Monday, March 14, 2011

Recent state action on teacher seniority and tenure

Teacher pay-tenure bill passed in Florida Senate,
TALLAHASSEE –– Split nearly along party lines, the Florida Senate voted to abolish teacher tenure and link pay raises to student advancement today.

Sen. Steve Wise, R-Jacksonville, a retired teacher who heads the Senate public education committee, said the schools need serious reform if Florida is to compete. He likened the provisions of his "pay for performance" bill to management of a baseball team, with .205 hitters making less than .300 batters.

NYC Weighs Seniority vs. Merit as Layoffs Loom, Education Week
The jobs of up to 4,600 teachers—about 6 percent of the city’s teaching force—as well as others in districts across the state, hang on the answers.

Mayor Michael R. Bloomberg has said those cuts are necessary to plug a spending gap exacerbated by a proposed reduction of $1.4 billion in state aid to the city in the governor’s budget proposal for the 2012 fiscal year. And the mayor has urged the state legislature to allow the city to let go of teachers with “unsatisfactory” evaluation ratings before other teachers. State law currently requires layoffs by reverse seniority.

“What we’re looking for is an opportunity to lay off teachers based on merit now,” said Jessica Scaperotti, a spokeswoman for the mayor.

State Senate Passes Bill to End Last in, First Out for Teachers, WNYC News
In a win for Mayor Michael Bloomberg, the Republican-led state senate narrowly approved a bill that would end seniority protections for teachers in New York City. But its fate in the Assembly is far less certain.

The bill would do away with the so-called "last in, first out" (LIFO) rule that requires new teachers to be the first to go during layoffs regardless of merit. Seniority could no longer be the sole criteria. Instead, the city could eliminate teachers with unsatisfactory ratings and other performance issues. Mayor Bloomberg plans to layoff more than 4,600 teachers to close a budget gap. Another 1,500 positions would be lost through attrition.

Pressure Mounts To Ax Teacher Seniority Rules, NPR
Last week, the New York state Senate passed a bill that would end the use of seniority as the sole factor for deciding which teachers get laid off. The bill faces long odds in the state Assembly. But the vote is a sign of growing frustration with what's known as "last in, first out" — a rule that says the last teachers hired get dismissed first when there is a layoff.

Like local leaders around the country, New York City Mayor Michael Bloomberg says he will soon have to lay off teachers because of shrinking state aid. He says he cannot have his hands tied by a system that judges teachers solely on their years of experience.
"We need a merit-based system for determining layoffs this spring," Bloomberg says. "And anything short of that is just not a solution to the problem we face."

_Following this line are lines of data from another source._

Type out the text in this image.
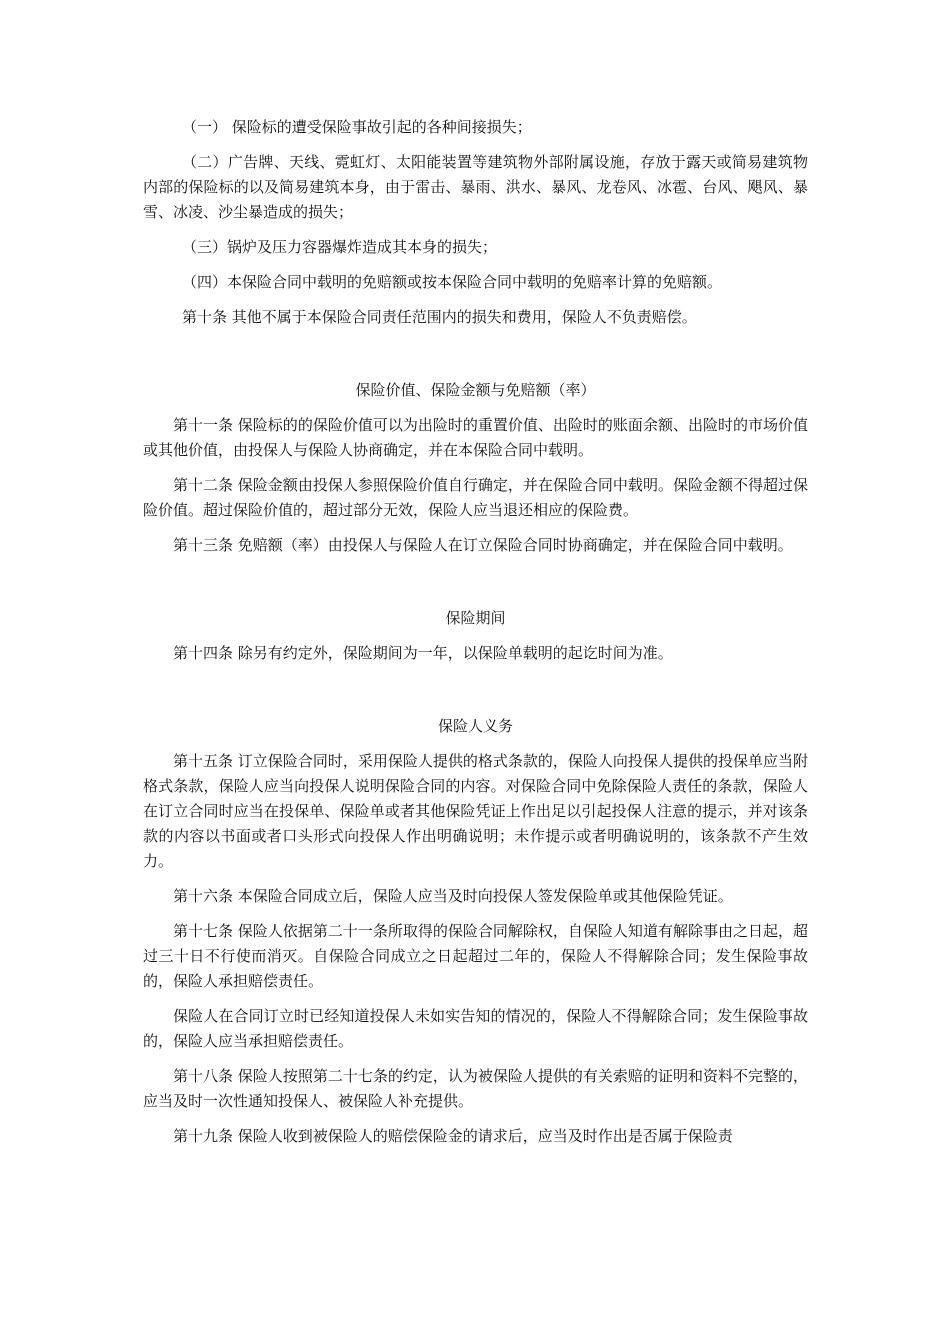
（一） 保险标的遭受保险事故引起的各种间接损失；

（二）广告牌、天线、霓虹灯、太阳能装置等建筑物外部附属设施，存放于露天或简易建筑物内部的保险标的以及简易建筑本身，由于雷击、暴雨、洪水、暴风、龙卷风、冰雹、台风、飓风、暴雪、冰凌、沙尘暴造成的损失；

（三）锅炉及压力容器爆炸造成其本身的损失；

（四）本保险合同中载明的免赔额或按本保险合同中载明的免赔率计算的免赔额。

第十条 其他不属于本保险合同责任范围内的损失和费用，保险人不负责赔偿。

保险价值、保险金额与免赔额（率）

第十一条 保险标的的保险价值可以为出险时的重置价值、出险时的账面余额、出险时的市场价值或其他价值，由投保人与保险人协商确定，并在本保险合同中载明。

第十二条 保险金额由投保人参照保险价值自行确定，并在保险合同中载明。保险金额不得超过保险价值。超过保险价值的，超过部分无效，保险人应当退还相应的保险费。

第十三条 免赔额（率）由投保人与保险人在订立保险合同时协商确定，并在保险合同中载明。

保险期间

第十四条 除另有约定外，保险期间为一年，以保险单载明的起讫时间为准。

保险人义务

第十五条 订立保险合同时，采用保险人提供的格式条款的，保险人向投保人提供的投保单应当附格式条款，保险人应当向投保人说明保险合同的内容。对保险合同中免除保险人责任的条款，保险人在订立合同时应当在投保单、保险单或者其他保险凭证上作出足以引起投保人注意的提示，并对该条款的内容以书面或者口头形式向投保人作出明确说明；未作提示或者明确说明的，该条款不产生效力。

第十六条 本保险合同成立后，保险人应当及时向投保人签发保险单或其他保险凭证。

第十七条 保险人依据第二十一条所取得的保险合同解除权，自保险人知道有解除事由之日起，超过三十日不行使而消灭。自保险合同成立之日起超过二年的，保险人不得解除合同；发生保险事故的，保险人承担赔偿责任。

保险人在合同订立时已经知道投保人未如实告知的情况的，保险人不得解除合同；发生保险事故的，保险人应当承担赔偿责任。

第十八条 保险人按照第二十七条的约定，认为被保险人提供的有关索赔的证明和资料不完整的，应当及时一次性通知投保人、被保险人补充提供。

第十九条 保险人收到被保险人的赔偿保险金的请求后，应当及时作出是否属于保险责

States tangle with teacher tenure,
New Jersey Governor Chris Christie has been especially outspoken on the issue, leading a handful of states that are seeking to eliminate teacher tenure completely.

“Teaching can no longer be the only profession where you have no rewards for excellence, and no consequences for failure,” Gov. Christie told crowds earlier this year. “Let New Jersey lead the way. The time to eliminate teacher tenure is now.”

Appellate court allows teacher layoffs to go forward under new rules, Los Angeles Times
Though the settlement shields some schools -- and reduces layoffs at others -- it also means that some campuses with veteran staffs could have layoffs for the first time, or more layoffs than under the old rules. And it means that teachers with more seniority could potentially lose jobs before teachers at other campuses with less seniority.

“Kids win,” said Mark Rosenbaum, chief counsel for the American Civil Liberties Union of Southern California, which sued the district along with Morrison & Foerster and the Public Counsel Law Center. With the backing of Mayor Antonio Villaraigosa, attorneys sued on behalf of students at three middle schools that were especially decimated by layoffs during a previous round of budget cuts.